8.23.2006

Bookscan

Miss Snark,

how does one find stats on book retail sales? Is there a certain web site that literary agents use to look up how many copies of a book were sold? Does anyone have access to this information?


As always, thanks for your snarky advice,

Bookscan.
Would that it were on the web, I'd be glued to it daily.
Sadly, it's a subscription based service and it's VERY expensive.
One of my secret goals in life is to find someone who has access and become VERY close friends with them.

Publishers have it. The New York Times has it. Michael Cader has it I think.
I don't.
If anyone wants to buy it for me, let me know. I've got a left arm, a dog, a grandmother, two shysters and a pair of Cole Haan black pumps to trade.

8 comments:

mkcbunny said...

I realize that this might qualify me as nitwit of the day. So be it.
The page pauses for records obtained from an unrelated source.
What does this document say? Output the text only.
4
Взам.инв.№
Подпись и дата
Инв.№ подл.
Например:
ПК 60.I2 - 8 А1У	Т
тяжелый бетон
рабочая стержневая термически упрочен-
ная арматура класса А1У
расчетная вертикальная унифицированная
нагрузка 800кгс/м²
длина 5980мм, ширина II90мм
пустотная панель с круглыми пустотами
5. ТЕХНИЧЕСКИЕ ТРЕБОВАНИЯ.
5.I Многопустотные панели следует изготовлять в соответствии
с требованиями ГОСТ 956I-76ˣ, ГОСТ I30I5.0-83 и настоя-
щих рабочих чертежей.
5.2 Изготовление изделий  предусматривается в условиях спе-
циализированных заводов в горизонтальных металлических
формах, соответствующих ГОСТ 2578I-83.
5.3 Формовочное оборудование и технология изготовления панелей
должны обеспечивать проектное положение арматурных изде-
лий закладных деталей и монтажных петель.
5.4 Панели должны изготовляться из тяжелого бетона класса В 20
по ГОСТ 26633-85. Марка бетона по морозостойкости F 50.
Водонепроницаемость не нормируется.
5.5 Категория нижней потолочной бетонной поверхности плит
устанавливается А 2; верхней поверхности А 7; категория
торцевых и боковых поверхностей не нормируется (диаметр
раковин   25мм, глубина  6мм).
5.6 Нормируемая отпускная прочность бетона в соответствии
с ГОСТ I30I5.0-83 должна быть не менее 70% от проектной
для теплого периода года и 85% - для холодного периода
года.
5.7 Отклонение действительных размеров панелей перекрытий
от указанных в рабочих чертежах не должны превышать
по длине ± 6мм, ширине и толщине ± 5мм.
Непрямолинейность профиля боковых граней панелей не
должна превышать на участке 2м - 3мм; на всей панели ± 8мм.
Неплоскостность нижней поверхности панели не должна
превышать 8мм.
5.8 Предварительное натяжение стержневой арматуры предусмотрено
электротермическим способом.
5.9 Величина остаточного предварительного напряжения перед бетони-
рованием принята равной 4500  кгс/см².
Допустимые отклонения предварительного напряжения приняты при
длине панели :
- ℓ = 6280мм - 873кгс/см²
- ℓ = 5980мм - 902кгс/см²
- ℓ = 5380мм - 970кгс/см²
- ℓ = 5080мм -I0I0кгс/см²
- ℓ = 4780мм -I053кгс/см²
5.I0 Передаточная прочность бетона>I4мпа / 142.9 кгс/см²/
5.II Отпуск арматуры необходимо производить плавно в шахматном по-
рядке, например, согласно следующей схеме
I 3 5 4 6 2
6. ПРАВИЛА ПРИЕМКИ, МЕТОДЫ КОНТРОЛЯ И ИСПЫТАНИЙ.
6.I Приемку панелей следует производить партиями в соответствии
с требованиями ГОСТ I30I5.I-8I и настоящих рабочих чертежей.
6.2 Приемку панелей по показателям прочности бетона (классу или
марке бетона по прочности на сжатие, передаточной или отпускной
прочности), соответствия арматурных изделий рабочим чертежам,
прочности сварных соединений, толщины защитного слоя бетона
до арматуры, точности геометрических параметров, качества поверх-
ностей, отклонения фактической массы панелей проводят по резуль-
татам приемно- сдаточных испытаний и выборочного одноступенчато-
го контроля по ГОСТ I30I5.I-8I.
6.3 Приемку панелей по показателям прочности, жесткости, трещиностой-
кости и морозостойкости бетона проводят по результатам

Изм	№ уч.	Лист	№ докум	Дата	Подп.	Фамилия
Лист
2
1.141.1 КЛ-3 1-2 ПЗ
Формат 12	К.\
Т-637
If there's no public way to find out how well a book has sold, how can a writer find out whether Book X [which is similar to his/her novel and is repped by Agent Y, whom we wish to court] did/is doing?

Lauren said...

Does Grandmother Snark cook and do dishes?

Loudlush said...

Two shysters? Now you're just boasting.

RiterLady said...

Miss Snark,

RWA (Romance Writers of America) can pay $52/year and have access to Bookscan's Romance List. Maybe some other group offers access to more of it? Wish I could be more help!

RiterLady

deirdre said...

What size are the pumps?

djlm13 said...

Can't you call Ingram? 800-937-8000 hit 4 - ext 36803 - type the ISBN #, hit 3

Eileen said...

I wonder- given the neurotic tendencies of writers- why this service doesn't lower their price. You have to figure there are millions of authors who would sign up to watch on a near daily basis what was going on with their book. Add in people doing research like the person who asked this question and agents and you would think they would make FAR more money than currently.

RB said...

MWA now offers bookscan to its members for a yearly fee. There is a catch, however. It only lists the top 100 in the genre. So if your book is 101, you aren't going to see the results. If it's 1001... well, you get the picture. But what it does let you do is see what is selling. So for someone like Miss Snark, who has clients in several genres (we're assuming) it might not be a bad idea to join RWA and MWA and get both their lists. (These are cheaper versions than the publishers pay for.) Ingram, Amazon, etc., are just a small percentage of sales, for those of you who check their numbers. I've heard about 5%. Bookscan allegedly takes up the slack on the majority of sales, but it still isn't complete.